The aggregate is also strongly negative toward both extremes: a 10+ node policy lattice with excessive checkpoint writes and a minimal 2-3 node split that leaves most deterministic policy hidden in a renamed god node. The consensus synthesis points toward a GPT-5.4-like or DeepSeek-like moderate pipeline, with GPT-5.5-style state and failure-provenance caution where explicitly supported by the evaluator reports.

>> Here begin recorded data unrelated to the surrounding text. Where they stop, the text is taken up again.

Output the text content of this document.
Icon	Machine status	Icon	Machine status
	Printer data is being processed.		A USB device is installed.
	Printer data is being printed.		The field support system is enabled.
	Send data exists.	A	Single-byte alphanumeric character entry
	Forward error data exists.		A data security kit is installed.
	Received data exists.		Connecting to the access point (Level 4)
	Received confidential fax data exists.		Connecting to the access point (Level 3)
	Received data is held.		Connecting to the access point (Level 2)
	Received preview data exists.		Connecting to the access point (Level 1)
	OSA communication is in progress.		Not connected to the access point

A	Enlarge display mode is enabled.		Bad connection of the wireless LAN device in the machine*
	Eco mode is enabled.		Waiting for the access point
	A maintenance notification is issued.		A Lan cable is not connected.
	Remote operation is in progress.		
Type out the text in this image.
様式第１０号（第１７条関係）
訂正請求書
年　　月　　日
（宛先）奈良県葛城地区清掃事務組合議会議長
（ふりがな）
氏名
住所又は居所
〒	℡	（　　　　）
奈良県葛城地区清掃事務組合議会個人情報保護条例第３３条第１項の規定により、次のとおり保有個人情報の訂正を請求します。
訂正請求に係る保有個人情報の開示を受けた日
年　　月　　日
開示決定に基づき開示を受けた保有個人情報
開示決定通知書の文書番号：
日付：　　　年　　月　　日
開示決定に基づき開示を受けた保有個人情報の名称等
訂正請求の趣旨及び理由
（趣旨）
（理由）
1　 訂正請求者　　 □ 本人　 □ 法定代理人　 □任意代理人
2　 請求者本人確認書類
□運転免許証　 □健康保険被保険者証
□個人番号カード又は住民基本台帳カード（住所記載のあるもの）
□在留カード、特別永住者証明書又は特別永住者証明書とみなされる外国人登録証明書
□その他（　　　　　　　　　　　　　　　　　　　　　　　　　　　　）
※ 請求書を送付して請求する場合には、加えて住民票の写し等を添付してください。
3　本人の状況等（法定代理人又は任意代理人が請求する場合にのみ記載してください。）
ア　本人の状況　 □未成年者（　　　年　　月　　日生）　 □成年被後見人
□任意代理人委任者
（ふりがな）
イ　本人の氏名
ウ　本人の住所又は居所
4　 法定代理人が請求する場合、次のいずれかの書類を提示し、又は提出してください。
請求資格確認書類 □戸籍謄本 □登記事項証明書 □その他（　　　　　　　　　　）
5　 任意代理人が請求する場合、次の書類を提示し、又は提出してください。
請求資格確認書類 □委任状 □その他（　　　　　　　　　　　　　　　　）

The unresolved consensus tensions are visible in the high-variance aspects. Recipe caching in planner state is the most disputed claim: some evaluators treat it as useful deduplication, while others warn that FieldAcquisition-like objects may be unsafe for checkpoint serialization. Single-interrupt handling is also mixed because some reports value explicit region/currency graph nodes, while others prefer preserving the existing ask_user / observe_user path. Finish validation has weak aggregate support because it is a sharp but sparsely mentioned idea. LLM-failure provenance is positively supported but not universal.
The nearest existing opinion is mimo-2.5-pro-range.md, and the medoid is also mimo-2.5-pro-range.md. This means it is the most central existing evaluator report under the selected aspect-space representation and equal weights.